Tuesday, February 2, 2010

Review - The Terror

The Terror
by Dan Simmons

Mass Market Paperback 992 pages
Little, Brown & Company
ISBN-13: 9780316008075

The men on board HMS Terror have every expectation of finding the Northwest Passage. When the expedition's leader, Sir John Franklin, meets a terrible death, Captain Francis Crozier takes command and leads his surviving crewmen on a last, desperate attempt to flee south across the ice. But as another winter approaches, as scurvy and starvation grow more terrible, and as the Terror on the ice stalks them southward, Crozier and his men begin to fear there is no escape. A haunting, gripping story based on actual historical events, The Terror will chill you to your core.

My Review:

Simmons does a great with his descriptions, creating a sense of isolation and hopelessness. These men are stuck and many will die. The creature is an interesting psychological twist - is it real or all in their minds?

I admire that The Terror has the pacing of a book set in the 19th century. The tone and mood are perfect for the time. However, reading this book was tiring and taxing. Because of its length, it's like a marathon - one that some people are bound to give up on before finishing the race. And while character development is important, I felt there were too many flashbacks.

The Terror is fascinating, yet dull; intriguing, yet frustrating.

That said, I would be willing to try another of his books.


JournoMich said...

I think this is the sort of SciFi book I would enjoy. SciFi yet historical. Thank you for the post! A bit of mystery mixed in with the education part of historial fiction and science fiction.

I happened upon Scott Westerfeld yesterday and his book 'Leviathon.' Have you read any Westerfeld? Here is his blog: http://scottwesterfeld.com/blog/.


Unknown said...

I love it when a book has historical elements, no matter the genre.

I don't like (well, who does?) a frustrating read. Let alone dull. As you said, perhaps another of his books would prove surprising.

The Old Silly said...

I have that book and have been TRYING to read it. I can tell it is epic, well ogunwritten, intriguing, all that ... but gosh it's sooooo long and has such a sloooow build and yes flat out boring in several lengthy passages in the opening chapters I've found it hard to really commit to taking the time necessary to really dig in and get the read done. I remember when I read Shogun - that book has a slow start and build, but WOW when it got cooking it was a gripping page turner.

Marvin D Wilson

Alex J. Cavanaugh said...

Michele, Leviathan is on my list! I'm not big into steampunk, but I want to see what the fuss is all about.

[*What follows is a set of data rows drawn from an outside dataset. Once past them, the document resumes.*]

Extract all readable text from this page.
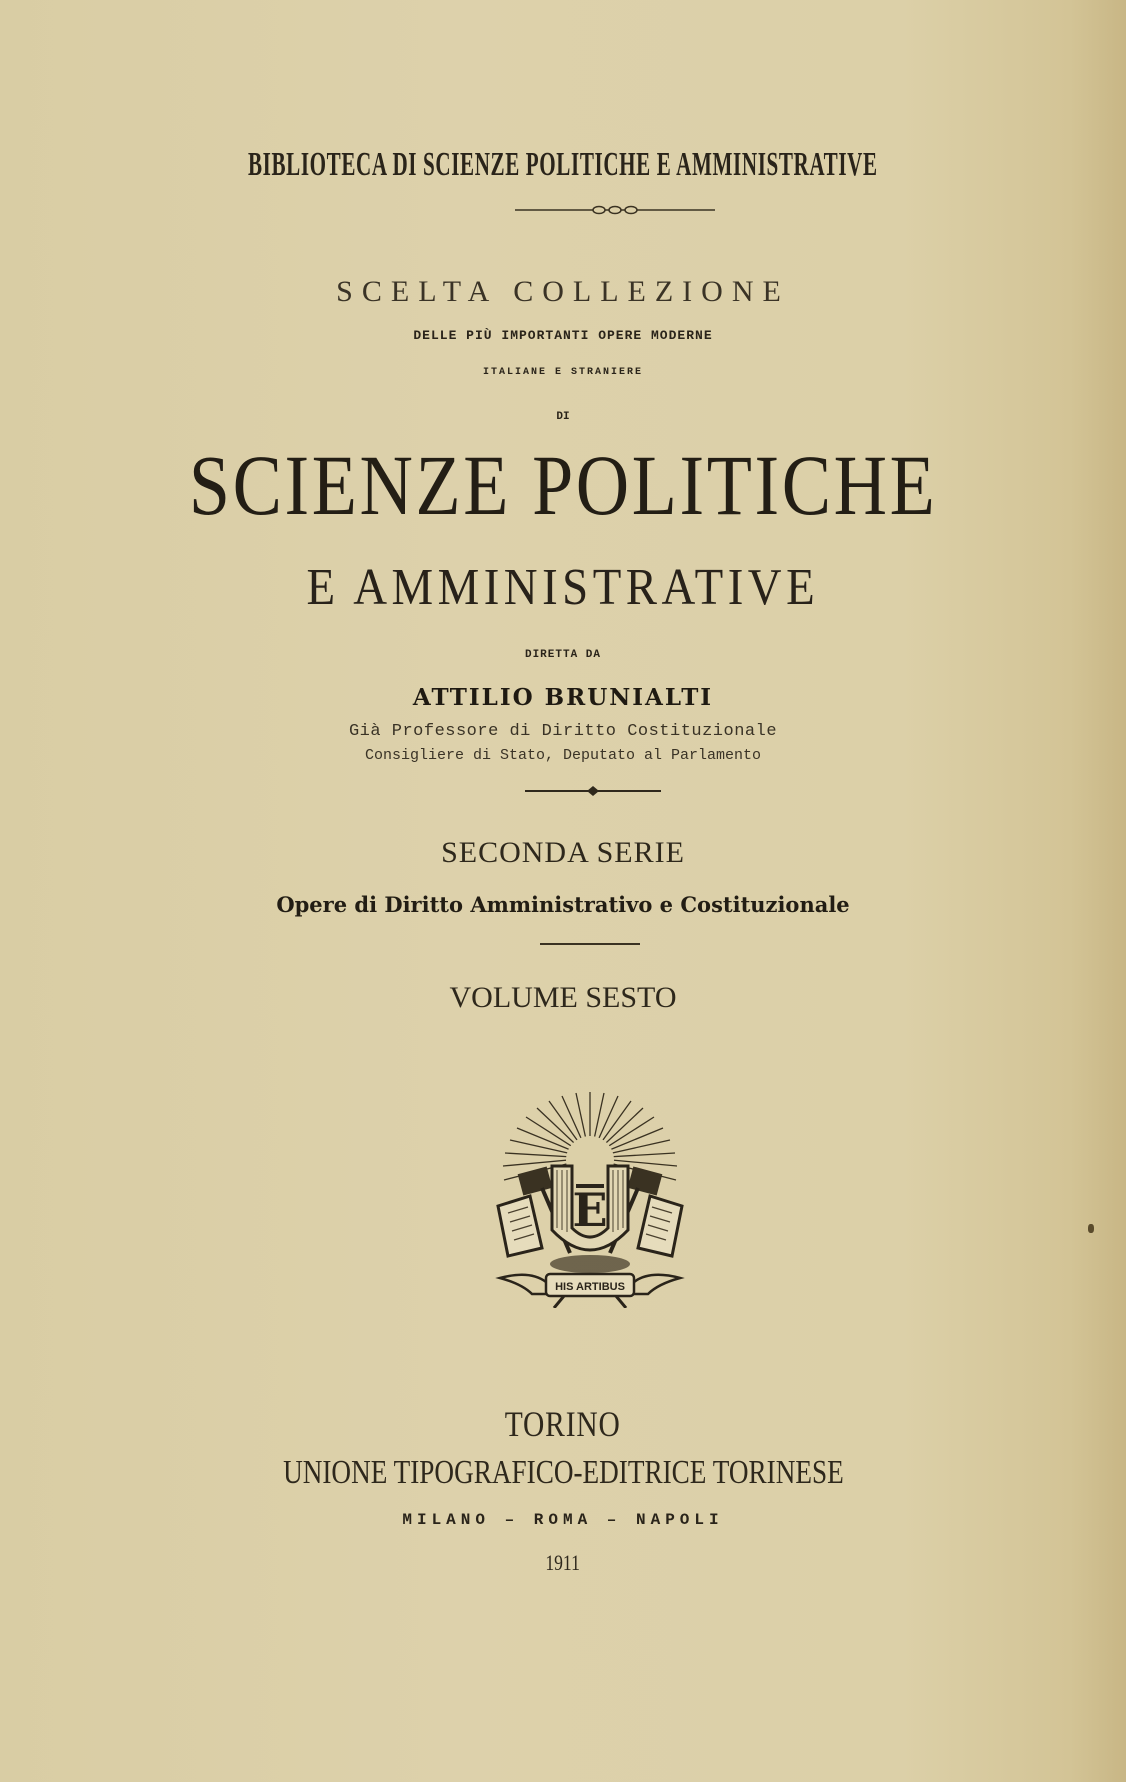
BIBLIOTECA DI SCIENZE POLITICHE E AMMINISTRATIVE
SCELTA COLLEZIONE
DELLE PIÙ IMPORTANTI OPERE MODERNE
ITALIANE E STRANIERE
DI
SCIENZE POLITICHE
E AMMINISTRATIVE
DIRETTA DA
ATTILIO BRUNIALTI
Già Professore di Diritto Costituzionale
Consigliere di Stato, Deputato al Parlamento
SECONDA SERIE
Opere di Diritto Amministrativo e Costituzionale
VOLUME SESTO
E
HIS ARTIBUS
TORINO
UNIONE TIPOGRAFICO-EDITRICE TORINESE
MILANO – ROMA – NAPOLI
1911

Marvin, nice to hear someone else is struggling. Not that I want you to struggle! But I know so many have loved this book and I was almost afraid to post anything negative about it. (Thought Simmons fans would hunt me down!) It is an interesting read, just 400 pages too long...

Helen Ginger said...

An honest review. You liked it, but weren't overwhelmed by it, but you would read another by this author. I love the title, though.

Straight From Hel

Alex J. Cavanaugh said...

Thanks, Helen. Yeah, I'd give another Simmons book a try. Preferably a short one!

ediFanoB said...

For me the book has just the right length. I liked it a lot:
I recommend this book warmly to everyone who is interested in
- Arctic Zone
- Discoverers
- Abysms of the human soul.

In January 2010 I read, enjoyed and reviewed DROOD by Dan Simmons. Only 771 pages in paperback.
It is an inimitable - which is also used as a description of Dickens, please forgive the pun - mix of a portrait of Victorian culture, manners and morals, mystery, gothic traces, partial biography of two men, history, drama, travelogue, relationship study, friendship and drug experience.

Alex J. Cavanaugh said...

ediFanoB, I'd try another one of his books. This one was just too long and frustrating for my tastes. I have heard good things about Drood though.